Si chiude con un bilancio positivo la partecipazione dell’Italia alla CEV Beach Volley Nations Cup 2026, andata in scena a Budapest. La spedizione azzurra torna dall’Ungheria con due medaglie: l’argento della nazionale femminile e il bronzo della maschile. Un risultato che conferma ancora una volta la competitività del beach volley italiano ai massimi livelli europei e che rappresenta un importante segnale in vista dei prossimi Campionati Europei.
Argento per Scampoli/Bianchi e Orsi Toth/Gottardi
La nazionale femminile si è resa protagonista di un torneo praticamente perfetto. Inserita nella Pool A, l’Italia ha chiuso la fase a gironi senza lasciare spazio alle avversarie, superando con un doppio 2-0 sia la Norvegia sia la Repubblica Ceca grazie alle ottime prestazioni delle coppie Claudia Scampoli/Giada Bianchi e Reka Orsi Toth/Valentina Gottardi, conquistando così il primo posto nel raggruppamento. Nei quarti di finale le azzurre hanno eliminato la Slovenia, guadagnandosi l’accesso alle semifinali dove le attendeva una delle grandi favorite della vigilia: i Paesi Bassi. Contro le olandesi è andata in scena una delle sfide più emozionanti dell’intera manifestazione. Dopo la sconfitta iniziale di Scampoli/Bianchi, la vittoria di Orsi Toth/Gottardi ha ristabilito l’equilibrio portando il confronto al decisivo Golden Set. Nel parziale secco sono state ancora le azzurre a trovare le energie decisive, conquistando una splendida qualificazione alla finale.

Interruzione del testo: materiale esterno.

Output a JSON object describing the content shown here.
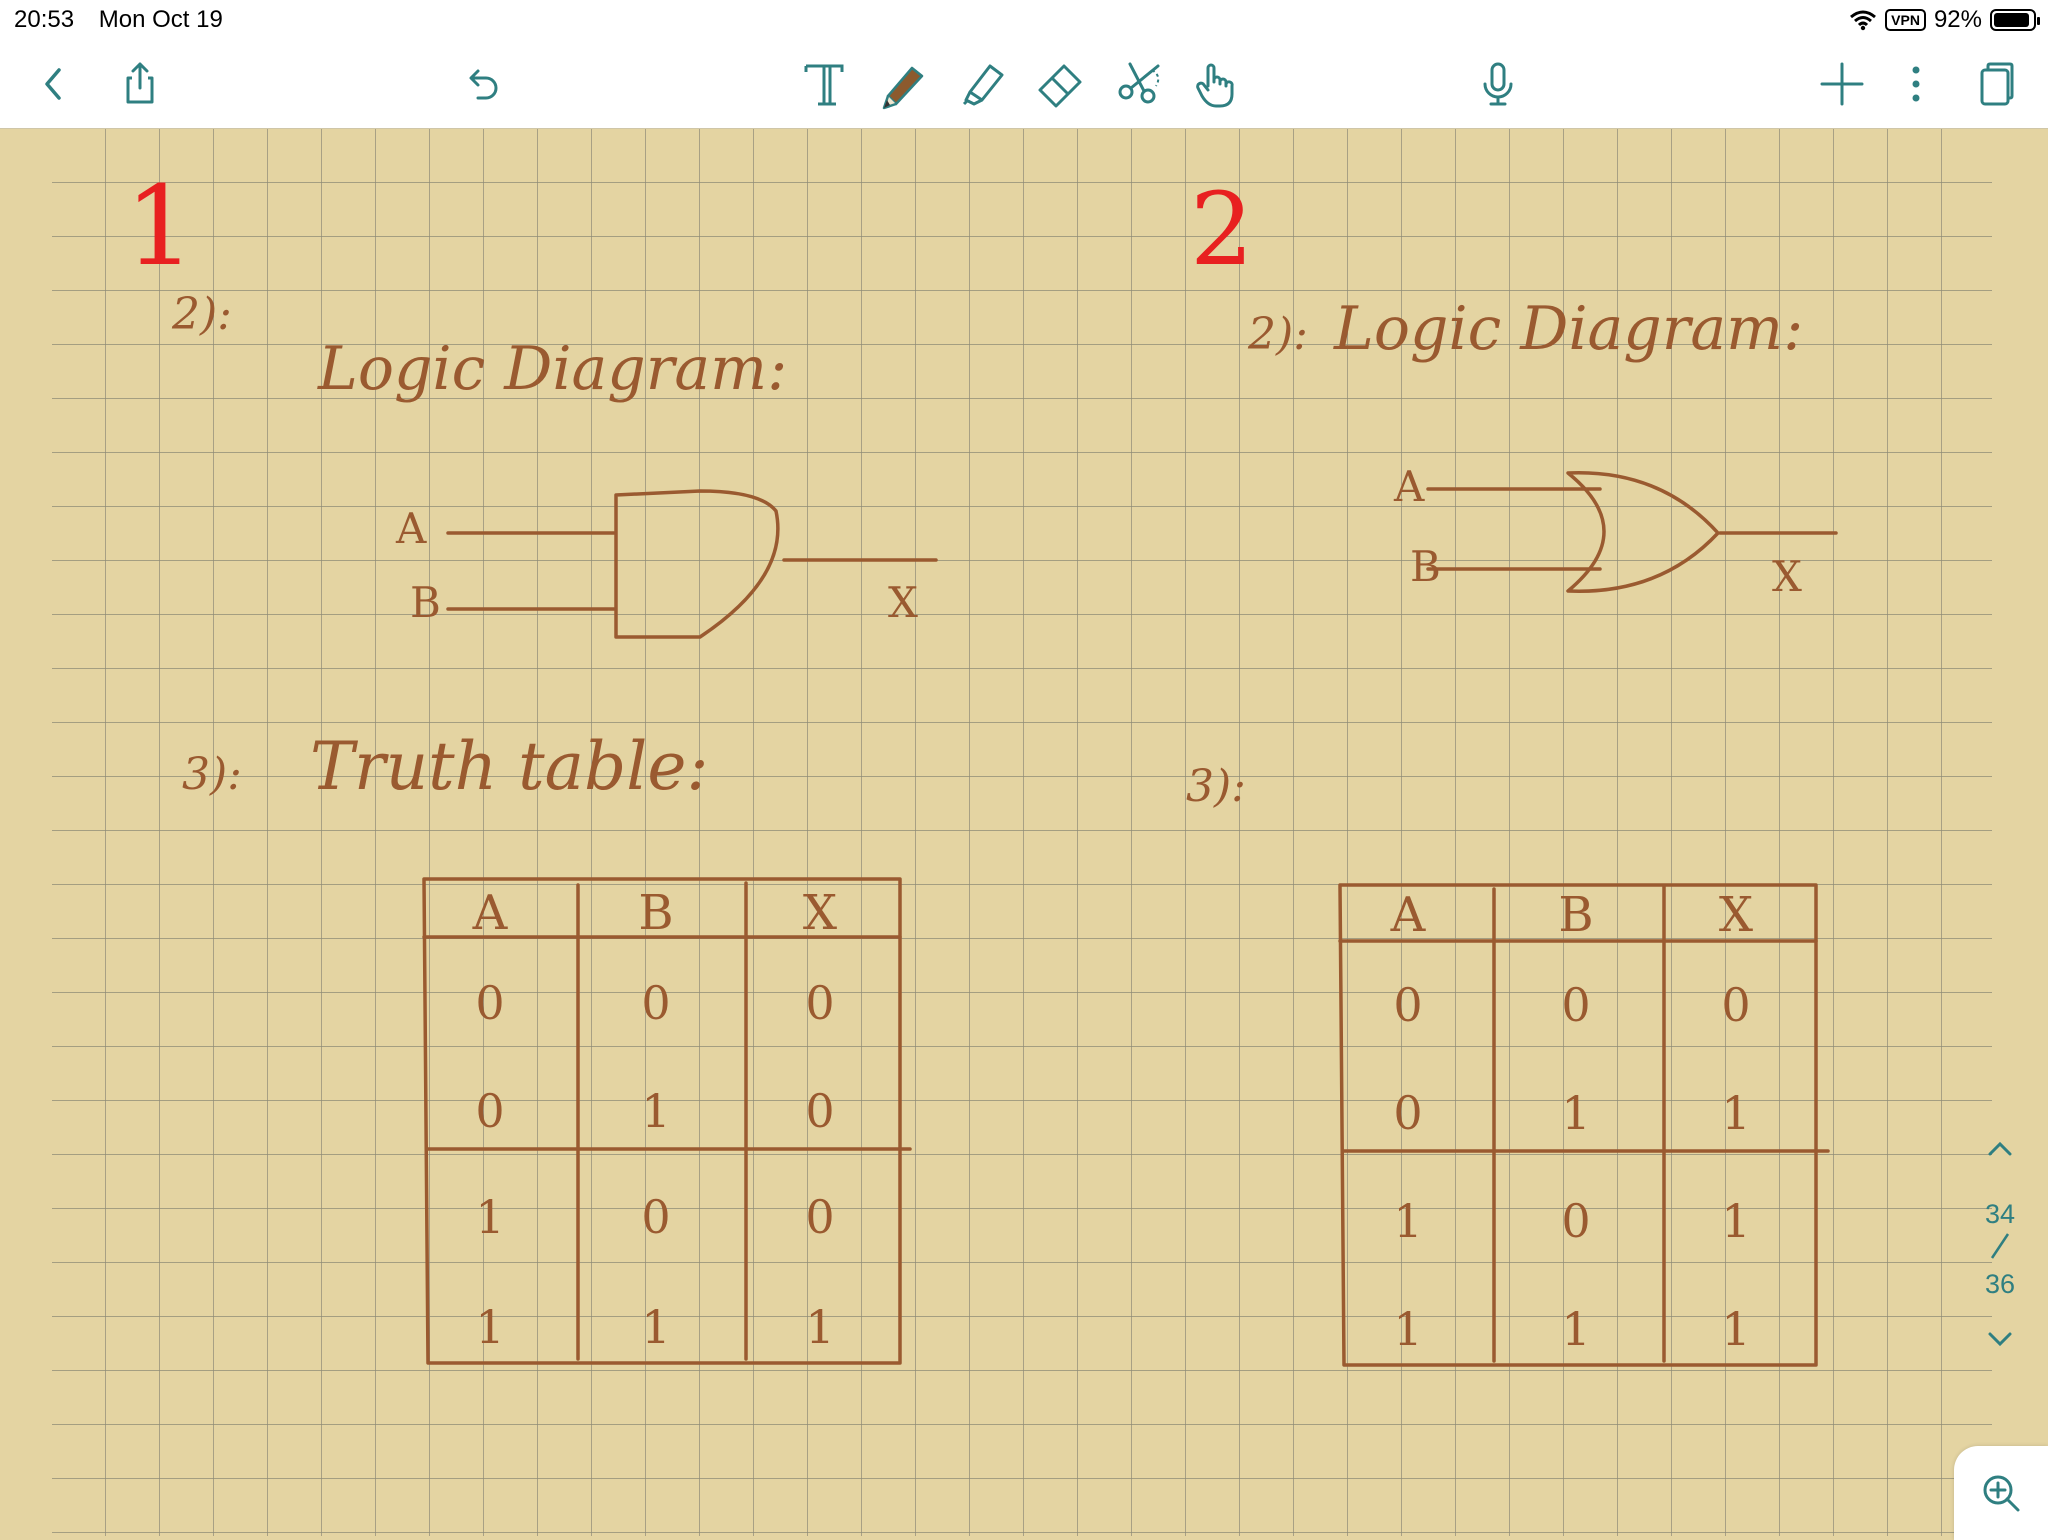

Nell’atto conclusivo contro l’Ucraina l’Italia ha nuovamente dimostrato carattere. Anche in questo caso le due nazionali hanno chiuso in perfetta parità dopo i primi due incontri: la sconfitta di Scampoli/Bianchi è stata compensata dal successo di Orsi Toth/Gottardi, rendendo necessario un nuovo Golden Set. Nel momento decisivo, però, è stata l’Ucraina a trovare maggiore lucidità imponendosi 15-12, conquistando così il primo titolo della propria storia nella Nations Cup. Per l’Italia resta una medaglia d’argento di assoluto prestigio, ottenuta al termine di un percorso di altissimo livello.
Bronzo per Cottafava/Dal Corso e Viscovich/Borraccino
Anche la nazionale maschile era arrivata a Budapest dopo una fase preliminare impeccabile. Le coppie Samuele Cottafava/Gianluca Dal Corso e Marco Viscovich/Davide Borraccino avevano infatti dominato il proprio girone di qualificazione disputato a Madrid, vincendo tutti gli incontri contro Spagna, Lussemburgo e Serbia e conquistando con autorità il pass per la fase finale. Nella fase a gironi delle Finals gli azzurri hanno affrontato avversari di altissimo livello riuscendo a conquistare una vittoria e subendo una sconfitta, risultato sufficiente per accedere ai quarti di finale.
Nei quarti l’Italia ha incrociato il Portogallo in una sfida equilibratissima. Dopo una vittoria e una sconfitta nei due incontri previsti dal regolamento, anche il tabellone maschile è stato deciso dal Golden Set. Il parziale conclusivo ha premiato gli azzurri, ottenendo così la qualificazione alla semifinale, dove l’Italia è stata fermata dalla Lettonia, vincitrice del torneo. Gli uomini chiudono così la competizione sul terzo gradino del podio, con il bronzo.